Stage 1 of the four stages of Piaget’s theory
The SENSORIMOTOR stage (birth - 2 years)
= infants trying to conquer their sensory motor system
= able to interact more with their environment
Key milestones:
> Object permanence (@ end of first year)
> Mental Representation (final substage -> 18 - 24 months)
> Self-awareness/Recognition (18 months plus)
What is object permanence
The idea that things (objects or people) continue to exist even when they’re out of sight.
What is mental representations
The ability to hold information in their heads without it being immediately present.
The building blocks of pretend play and memory
What is self-awareness/Recognition
The ROUGE test
Knowing their legs and arms are theirs
Making a connection between the self and the person in the mirror.
Stage 2 of the four stages of Piaget’s theory
The PRE-OPERATIONAL stage (2 - 7 years)
Subdivides into:
> Preconceptual/symbolic function substage (2-4 years)
- mentally representing an object that isn’t physically present
- expands childs’ mental world - evidence of this in pretend play
- egocentrism reduces
- understanding that other people’s mental states may differ from their own.
> Intuitive thought substage (4-7 years)
- a shift in children’s reasoning
- children begin to classify, order and quantify in a more systematic manner.
- ALTHOUGH, they do remain unaware of the underlying principles and what they know.
t/f children’s reasoning based largely on perception + intuition rather than rational thinking.
- children develop symbolic thought
- yet to be able to conserve for liquids and solids but can for mass and number.
Stage 3 of the four stages of Piaget’s theory
The CONCRETE OPERATIONS stage (7 - 12 years)
- children become more flexible and are able to focus on more than one thing at a time
- their thinking is h/e still v concrete, not abstract.
- towards the end of this stage, children develop the ability for metacognition - thinking about thinking.
- children can conserve, classify and categorise in multiple domains inc. liquids + solids.
> using strategies like: compensation, reversibility.
- also now start grasping cause and effect relations rather than using their egocentrism
- their thinking is still concrete, not abstract
Stage 4 of the four stages of Piaget’s theory
The FORMAL OPERATIONAL stage (12+ years)
- when children become able to reason hypothetically (without objects present) ie. not concrete thinking
- they can reason with verbal hypotheses + deduce conclusions from abstract statements.
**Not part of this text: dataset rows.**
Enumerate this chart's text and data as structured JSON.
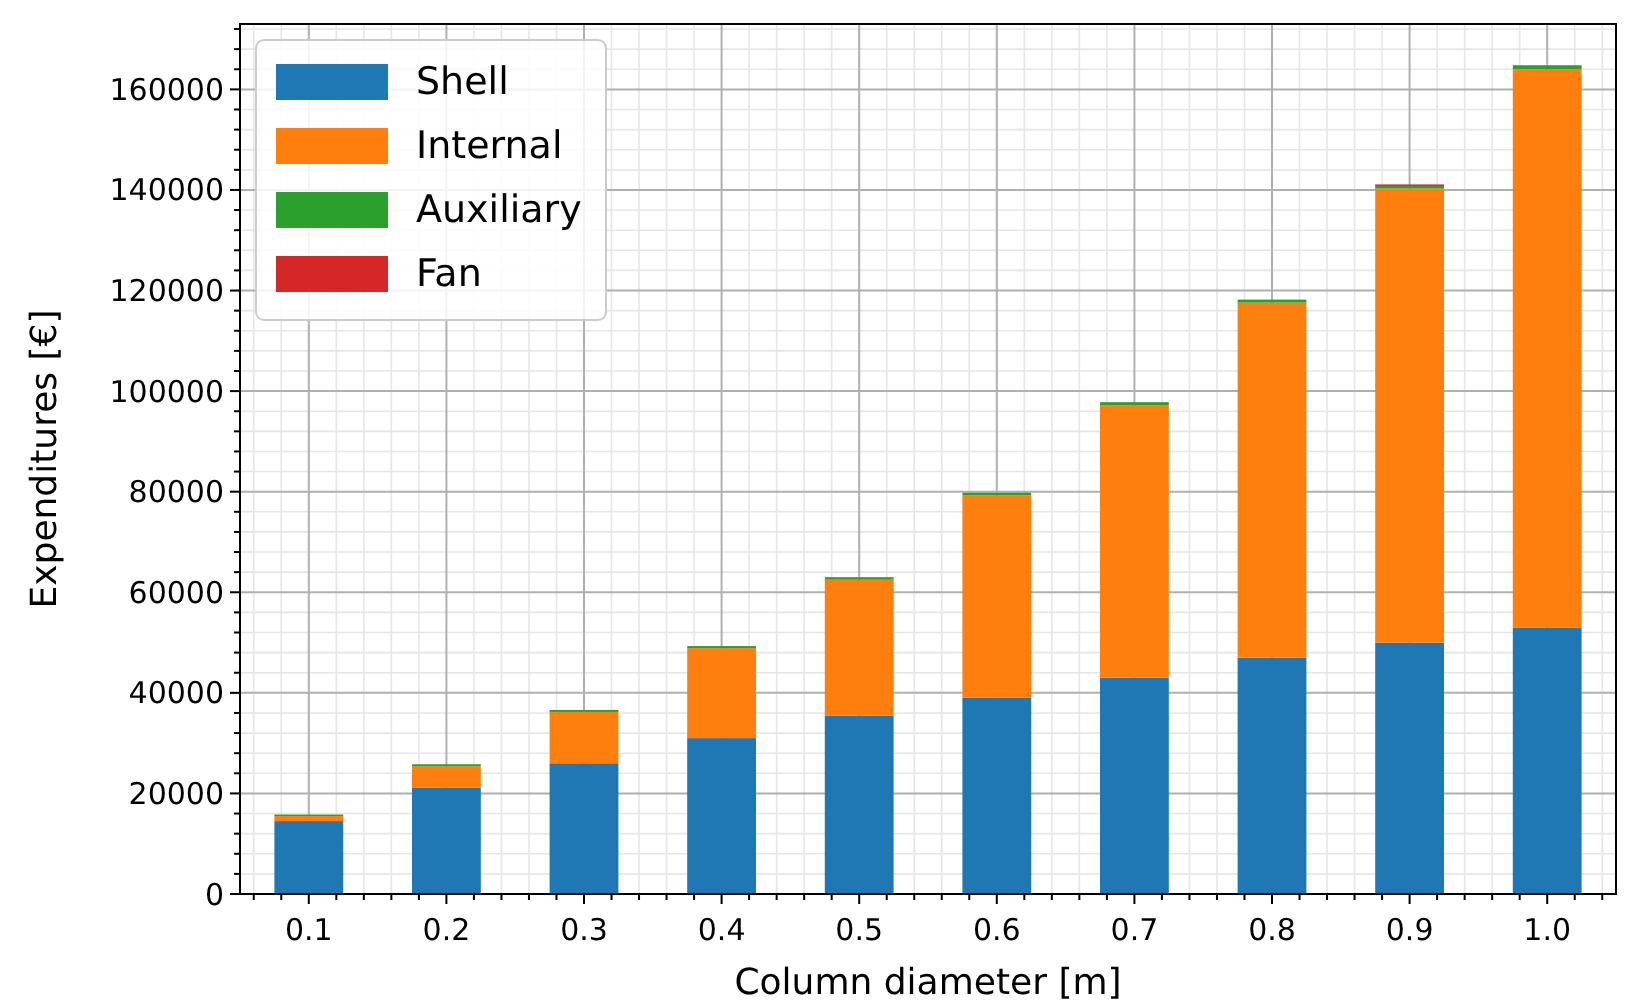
{
  "chart_data": {
    "type": "bar",
    "stacked": true,
    "xlabel": "Column diameter [m]",
    "ylabel": "Expenditures [€]",
    "categories": [
      "0.1",
      "0.2",
      "0.3",
      "0.4",
      "0.5",
      "0.6",
      "0.7",
      "0.8",
      "0.9",
      "1.0"
    ],
    "series": [
      {
        "name": "Shell",
        "color": "#1f77b4",
        "values": [
          14500,
          21100,
          26000,
          31000,
          35500,
          39000,
          43000,
          47000,
          50000,
          53000
        ]
      },
      {
        "name": "Internal",
        "color": "#ff7f0e",
        "values": [
          1000,
          4300,
          10200,
          17900,
          27000,
          40300,
          54200,
          70600,
          90300,
          111000
        ]
      },
      {
        "name": "Auxiliary",
        "color": "#2ca02c",
        "values": [
          300,
          400,
          400,
          400,
          500,
          500,
          600,
          600,
          500,
          800
        ]
      },
      {
        "name": "Fan",
        "color": "#d62728",
        "values": [
          null,
          null,
          null,
          null,
          null,
          null,
          null,
          null,
          300,
          null
        ]
      }
    ],
    "ylim": [
      0,
      173000
    ],
    "yticks": [
      0,
      20000,
      40000,
      60000,
      80000,
      100000,
      120000,
      140000,
      160000
    ],
    "grid": true,
    "legend": "top left"
  }
}
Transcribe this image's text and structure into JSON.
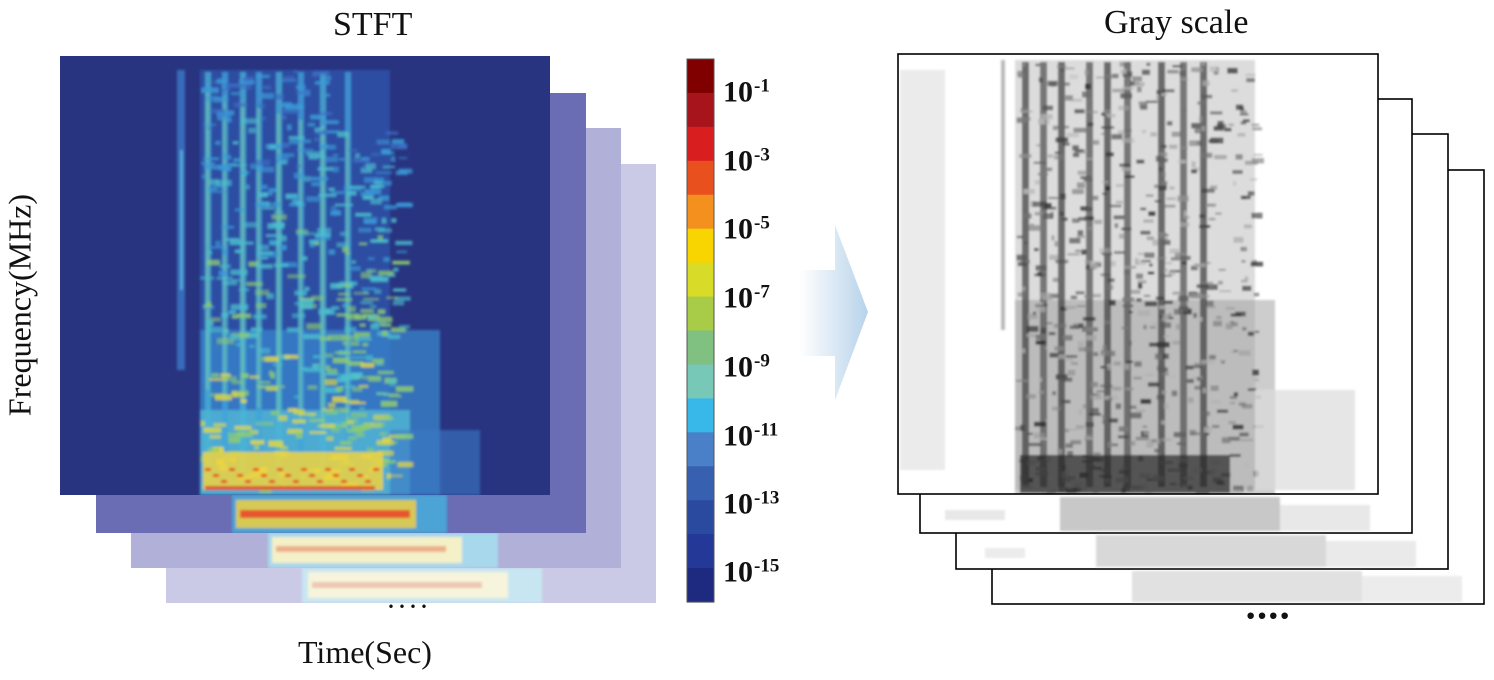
{
  "left_panel": {
    "title": "STFT",
    "x_label": "Time(Sec)",
    "y_label": "Frequency(MHz)",
    "ellipsis": "····"
  },
  "right_panel": {
    "title": "Gray scale",
    "ellipsis": "····"
  },
  "colorbar": {
    "ticks": [
      {
        "base": "10",
        "exp": "-1"
      },
      {
        "base": "10",
        "exp": "-3"
      },
      {
        "base": "10",
        "exp": "-5"
      },
      {
        "base": "10",
        "exp": "-7"
      },
      {
        "base": "10",
        "exp": "-9"
      },
      {
        "base": "10",
        "exp": "-11"
      },
      {
        "base": "10",
        "exp": "-13"
      },
      {
        "base": "10",
        "exp": "-15"
      }
    ],
    "colors": [
      "#800000",
      "#a8141c",
      "#d81e1e",
      "#e8501e",
      "#f4901e",
      "#f8d400",
      "#d8dc28",
      "#a8cc48",
      "#80c080",
      "#78c8b8",
      "#38b8e8",
      "#4a80c8",
      "#3860b0",
      "#2a4aa0",
      "#243898",
      "#1e2a80"
    ]
  },
  "colors": {
    "stft_background": "#283480",
    "stack_layer_1": "#6a6cb4",
    "stack_layer_2": "#b0b0d8",
    "stack_layer_3": "#cacae6",
    "arrow": "#bcd6ea"
  }
}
- hypothetic reasoning - ie. if i do X, Y will happen.
Evaluate Piaget’s work - limitations of his work
- Often worked with just children
- Problems with replicating his findings because he quite often didn’t write down the exact methods he was using
- Development isn’t as fixed as Piaget thought - it’s a lot more fluid + lots of influences.
- Experimental setup - not child friendly
- Underestimated children’s ability for object permanence and mental representations - these may actually be available from a much younger age.
- Children emerge as more competent than Piaget’s work would suggest.